Today I am supposed to write three times I did something I didn’t want to do; or didn’t do something I did want to do; for fear of rejection.
My reaction to this (as with the past two) is I don’t do that. I don’t feel that. It’s a sort of delusional denial.
They have to be earliest memories.
1. Hmmm blank. I never feared rejection from my family (parents or sister). Friends? Not really as early memories. First things that come to mind are around sex with boys. Occasionally, I went “futher” than I wanted to but I’m not sure it was fear of rejection and more so naivety and ignorance. Which I adjusted pretty quick.
2. I can think of plenty of recent times when I have done something I didn’t want to do – including paying a hippy for a car accident, watching kids tv, helping with maths homework, working on a sunny day when I would rather be in bed with my fella.
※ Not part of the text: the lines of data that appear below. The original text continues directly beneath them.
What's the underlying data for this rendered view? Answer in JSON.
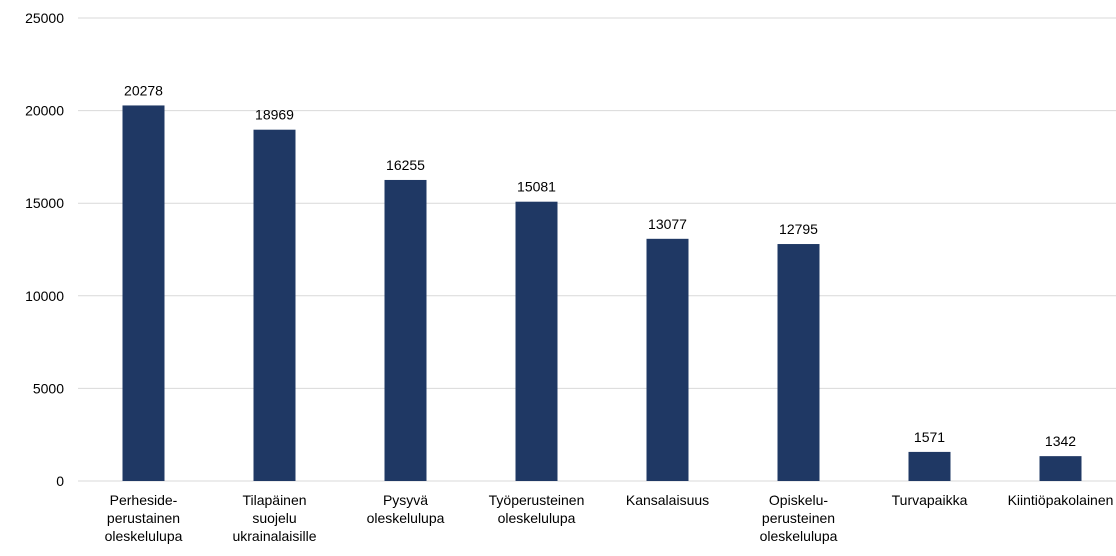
{
  "chart_data": {
    "type": "bar",
    "categories": [
      "Perheside-\nperustainen\noleskelulupa",
      "Tilapäinen\nsuojelu\nukrainalaisille",
      "Pysyvä\noleskelulupa",
      "Työperusteinen\noleskelulupa",
      "Kansalaisuus",
      "Opiskelu-\nperusteinen\noleskelulupa",
      "Turvapaikka",
      "Kiintiöpakolainen"
    ],
    "values": [
      20278,
      18969,
      16255,
      15081,
      13077,
      12795,
      1571,
      1342
    ],
    "color": "#1f3864",
    "ylim": [
      0,
      25000
    ],
    "yticks": [
      0,
      5000,
      10000,
      15000,
      20000,
      25000
    ],
    "grid": true
  }
}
Although to be honest it still doesn’t feel like fear of rejection and more just “a responsibility”. I can also think of plenty of times I had to pass up something I wanted to do, but again, it is for reasons of common sense and responsibility rather than fear of rejection.
I suspect there is some denial around this fear because it’s drawing a lot of blanks and dollops of justification.
3. Here’s something that comes up: when I was 9 or 10 my parents sent me to a girls-only private school. Thanks, I was the poor kid surrounded by loads of rich girls that already knew each other. To make it more torturous, they (my folks) bought me the wrong school uniform. I used to like reading these “choose your own adventure books”, and I had them all piled on my desk. Some of the other girls used to tease (reject) me. I thought about it and I did feel isolated and rejected. It was a theme that followed me for a few years after, through school. I was always circunstantally friendless (the new girl); probably a bit odd; and socially unhappy. I didn’t fear rejection I just was rejected and I didn’t really know any different. Huh.